Vulnerabilities 05-20-2022

Ransomware Attacks Becoming the New Normal; How to Protect the IoT

Srinivas Kumar
digicert-blogimages-mar22

The gradual spike of ransomware attacks in the United States targeting critical infrastructure signals a new normal. With the level of risk countermeasures and awareness training required across private and public institutions, from the board to employees, the prospect of quickly getting the situation under control appears bleak for a variety of reasons. More attacks must be anticipated in the months and years ahead until there is a cyber elixir.

The low-and-slow attack

In layman’s terms, ransomware is a low-and-slow attack that is a fast-acting poison once armed. Cybercriminals have mastered techniques to design advanced malware, deliver the poison payload by evading network perimeter and endpoint detection and prevention methods. They know how to exploit user psychology and the lack of protection controls on information technology, Internet of Things (IoT) and industrial IoT devices.

Insider threats (malicious/disgruntled employees) are real without role-based access controls, dynamic separation of duties and multi-person authorization ceremonies for oversight. The challenges for network and security operators are steep. Cryptography is the Achilles heel of cybersecurity, and malware writers know how to weaponize encryption methods.

While meticulous and regular system and data backups are crucial for recovery, the damage from a ransomware attack may go far beyond a restore operation. The integrity of affected devices will require extensive and expensive forensic analysis at scale in operations technology environments. While executive orders and guidelines from government agencies are timely and well intentioned, the cybersecurity industry lacks the resolve to address the root cause head-on without return on investment justified in monetary terms.

Supply chain protection is not a cost center

Detection, prevention and forensic analysis is a multi-billion-dollar industry today, but hardening devices and supply chain protection is still perceived (wrongly) as a cost center by device manufacturers, and there is no regulation to motivate innovation. Cyber protection must begin at the factory and persist in the field throughout the operational life cycle of the device. Cyberattacks target devices for data, not users. The user is merely the carbon.

Breaches happen because CISOs are willing to take risks with outdated checklists and input-centric controls for multi-layer defense that the attackers are well versed in. Attackers possess the will and resources to evade detection, persist, propagate laterally and take control of systems.
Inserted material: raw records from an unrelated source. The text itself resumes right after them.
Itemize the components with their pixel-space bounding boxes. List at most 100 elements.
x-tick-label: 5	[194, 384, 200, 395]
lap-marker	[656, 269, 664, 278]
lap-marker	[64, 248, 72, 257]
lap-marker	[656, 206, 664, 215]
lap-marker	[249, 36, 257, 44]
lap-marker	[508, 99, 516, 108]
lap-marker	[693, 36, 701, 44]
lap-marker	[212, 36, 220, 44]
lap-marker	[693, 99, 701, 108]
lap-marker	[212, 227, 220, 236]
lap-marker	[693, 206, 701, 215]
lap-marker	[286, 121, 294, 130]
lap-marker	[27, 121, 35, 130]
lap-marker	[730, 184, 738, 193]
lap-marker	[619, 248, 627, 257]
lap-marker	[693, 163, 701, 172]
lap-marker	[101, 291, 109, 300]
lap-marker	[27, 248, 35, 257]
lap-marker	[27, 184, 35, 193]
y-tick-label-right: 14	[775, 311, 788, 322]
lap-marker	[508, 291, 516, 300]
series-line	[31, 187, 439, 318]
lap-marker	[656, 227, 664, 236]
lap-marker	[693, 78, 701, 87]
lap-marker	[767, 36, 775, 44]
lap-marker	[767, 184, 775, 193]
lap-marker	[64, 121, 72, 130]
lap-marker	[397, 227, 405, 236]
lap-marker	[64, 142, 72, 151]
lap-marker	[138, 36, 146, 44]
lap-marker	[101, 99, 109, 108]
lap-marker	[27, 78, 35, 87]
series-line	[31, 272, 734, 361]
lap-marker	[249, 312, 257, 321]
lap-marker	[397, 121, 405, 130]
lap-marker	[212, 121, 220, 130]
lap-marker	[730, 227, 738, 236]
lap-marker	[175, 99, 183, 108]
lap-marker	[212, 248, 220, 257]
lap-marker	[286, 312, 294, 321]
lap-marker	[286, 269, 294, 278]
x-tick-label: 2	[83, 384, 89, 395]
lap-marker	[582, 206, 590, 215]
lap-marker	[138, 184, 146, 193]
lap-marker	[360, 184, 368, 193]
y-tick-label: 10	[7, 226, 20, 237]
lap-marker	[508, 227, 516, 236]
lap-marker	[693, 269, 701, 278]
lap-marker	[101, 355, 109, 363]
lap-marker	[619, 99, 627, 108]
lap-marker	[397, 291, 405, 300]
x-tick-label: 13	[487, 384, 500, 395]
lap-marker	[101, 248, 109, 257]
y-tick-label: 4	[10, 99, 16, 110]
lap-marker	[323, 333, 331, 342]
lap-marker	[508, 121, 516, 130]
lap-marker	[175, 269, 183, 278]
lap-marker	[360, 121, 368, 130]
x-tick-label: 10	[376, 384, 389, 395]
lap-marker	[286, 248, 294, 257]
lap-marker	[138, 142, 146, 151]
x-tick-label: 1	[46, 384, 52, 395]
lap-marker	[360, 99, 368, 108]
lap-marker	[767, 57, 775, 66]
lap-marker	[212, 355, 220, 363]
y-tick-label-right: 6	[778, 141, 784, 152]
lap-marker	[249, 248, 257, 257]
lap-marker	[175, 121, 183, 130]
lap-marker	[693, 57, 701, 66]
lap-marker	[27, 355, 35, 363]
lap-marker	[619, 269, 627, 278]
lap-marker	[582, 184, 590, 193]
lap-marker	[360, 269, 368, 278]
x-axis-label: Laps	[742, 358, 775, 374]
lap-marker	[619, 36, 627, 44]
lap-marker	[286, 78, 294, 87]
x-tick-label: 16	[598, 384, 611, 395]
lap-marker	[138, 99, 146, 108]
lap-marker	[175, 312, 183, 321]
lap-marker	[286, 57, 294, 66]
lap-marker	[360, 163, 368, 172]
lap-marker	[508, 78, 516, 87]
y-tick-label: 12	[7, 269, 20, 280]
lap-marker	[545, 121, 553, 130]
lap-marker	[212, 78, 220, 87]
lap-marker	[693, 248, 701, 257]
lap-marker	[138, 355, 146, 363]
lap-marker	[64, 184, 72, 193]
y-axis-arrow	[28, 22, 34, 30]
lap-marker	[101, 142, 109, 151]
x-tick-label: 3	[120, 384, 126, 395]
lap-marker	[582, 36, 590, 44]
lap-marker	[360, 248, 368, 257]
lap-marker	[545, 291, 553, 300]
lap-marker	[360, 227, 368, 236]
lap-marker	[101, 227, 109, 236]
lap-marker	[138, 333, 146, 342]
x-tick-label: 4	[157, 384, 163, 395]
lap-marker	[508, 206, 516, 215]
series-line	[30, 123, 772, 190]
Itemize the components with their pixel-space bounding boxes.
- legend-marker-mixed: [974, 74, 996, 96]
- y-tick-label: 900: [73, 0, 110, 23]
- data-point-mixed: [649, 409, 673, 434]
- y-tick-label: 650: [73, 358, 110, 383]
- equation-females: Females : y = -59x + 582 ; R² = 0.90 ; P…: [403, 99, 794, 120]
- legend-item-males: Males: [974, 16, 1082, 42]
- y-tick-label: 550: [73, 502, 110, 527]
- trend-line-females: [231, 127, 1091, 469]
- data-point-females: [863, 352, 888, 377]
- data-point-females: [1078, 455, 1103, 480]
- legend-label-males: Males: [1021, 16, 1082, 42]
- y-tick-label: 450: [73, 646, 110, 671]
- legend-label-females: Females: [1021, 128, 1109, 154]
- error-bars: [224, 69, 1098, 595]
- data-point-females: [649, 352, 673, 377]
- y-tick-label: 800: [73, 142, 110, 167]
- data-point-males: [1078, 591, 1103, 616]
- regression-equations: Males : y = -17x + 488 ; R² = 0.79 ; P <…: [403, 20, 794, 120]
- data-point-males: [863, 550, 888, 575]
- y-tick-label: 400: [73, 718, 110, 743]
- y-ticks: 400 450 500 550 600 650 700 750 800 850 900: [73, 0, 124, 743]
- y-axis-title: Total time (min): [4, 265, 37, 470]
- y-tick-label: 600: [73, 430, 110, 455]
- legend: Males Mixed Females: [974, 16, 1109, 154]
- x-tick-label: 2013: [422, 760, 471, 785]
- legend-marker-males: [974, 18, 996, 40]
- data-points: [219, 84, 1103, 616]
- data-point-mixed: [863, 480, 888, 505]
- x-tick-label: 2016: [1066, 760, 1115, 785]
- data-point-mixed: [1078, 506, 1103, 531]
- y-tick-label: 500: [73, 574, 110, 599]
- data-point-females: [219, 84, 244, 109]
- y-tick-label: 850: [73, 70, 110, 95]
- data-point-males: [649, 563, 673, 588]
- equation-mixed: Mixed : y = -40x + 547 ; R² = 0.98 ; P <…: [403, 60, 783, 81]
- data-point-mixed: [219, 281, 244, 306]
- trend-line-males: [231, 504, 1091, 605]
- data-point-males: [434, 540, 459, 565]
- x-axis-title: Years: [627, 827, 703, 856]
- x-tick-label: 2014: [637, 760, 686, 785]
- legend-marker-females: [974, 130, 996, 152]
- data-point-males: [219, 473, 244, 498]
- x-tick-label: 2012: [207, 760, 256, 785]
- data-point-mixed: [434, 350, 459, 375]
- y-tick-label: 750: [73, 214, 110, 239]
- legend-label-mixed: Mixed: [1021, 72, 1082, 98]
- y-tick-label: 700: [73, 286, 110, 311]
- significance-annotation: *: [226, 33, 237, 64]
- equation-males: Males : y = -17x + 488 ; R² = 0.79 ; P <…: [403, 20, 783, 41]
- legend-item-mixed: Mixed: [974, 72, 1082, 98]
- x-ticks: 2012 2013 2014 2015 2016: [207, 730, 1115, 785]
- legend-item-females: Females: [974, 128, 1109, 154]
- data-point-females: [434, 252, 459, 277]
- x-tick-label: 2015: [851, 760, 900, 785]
If you are truly protecting your devices, what are you trying to detect on your network? If you are wearing a raincoat, why do you need an umbrella? You cannot fix a problem on the device with a patch on the network. It’s convenient, but the wrong solution, which only kicks the cyber can down the road. The hackers are professionals who exploit:

  • Cracked passwords of a contractor or gullible employee.
  • Obscure and insecure servers on the network with unprotected domain user or service accounts.
  • Remote access over VPN through a compromised supply chain vendor’s network and/or system.
  • Inadequate firewall capabilities to block encrypted command and control beacons (benign dial-home messages). It is abundantly clear that zero-day threat intelligence is inadequate and achieving the objective of a zero-trust architecture, beyond slogans, requires investment and commitment.

Call to action for device manufacturers

What does this mean for the cybersecurity industry? Connecting unprotected devices aggravates the problem. The cybercrime cottage industry has evolved over the years into a strategic cyber war by nation-state actors and a cybercrime syndicate that has mastered the art of capturing cyber hostages for ransom and profit at scale. Software developer kits and help desks on the dark web are empowering operatives across the globe — with no track and trace or punitive actions as deterrence. This is a call to action for device manufacturers and managed security service providers to serve as the first responders and protect cyberspace.

Though digital transformation has been a buzzword for several years, CISOs and product security architects have been, sadly, ineffective in championing the cause of device transformation that will begin the passage to digital transformation. While silicon chipset vendors have stepped up with security innovations, the trust chain has failed to effectively bubble up the stack to the device platform, line-of-business applications, and supply chain ecosystem of cyber-vulnerable services.

Protecting the cyber fabric of software-defined edge gateways and the plurality of connected brownfield and greenfield devices will require a high-spirited and collaborative effort with strategic partnerships between innovators and thought leaders in the device industry.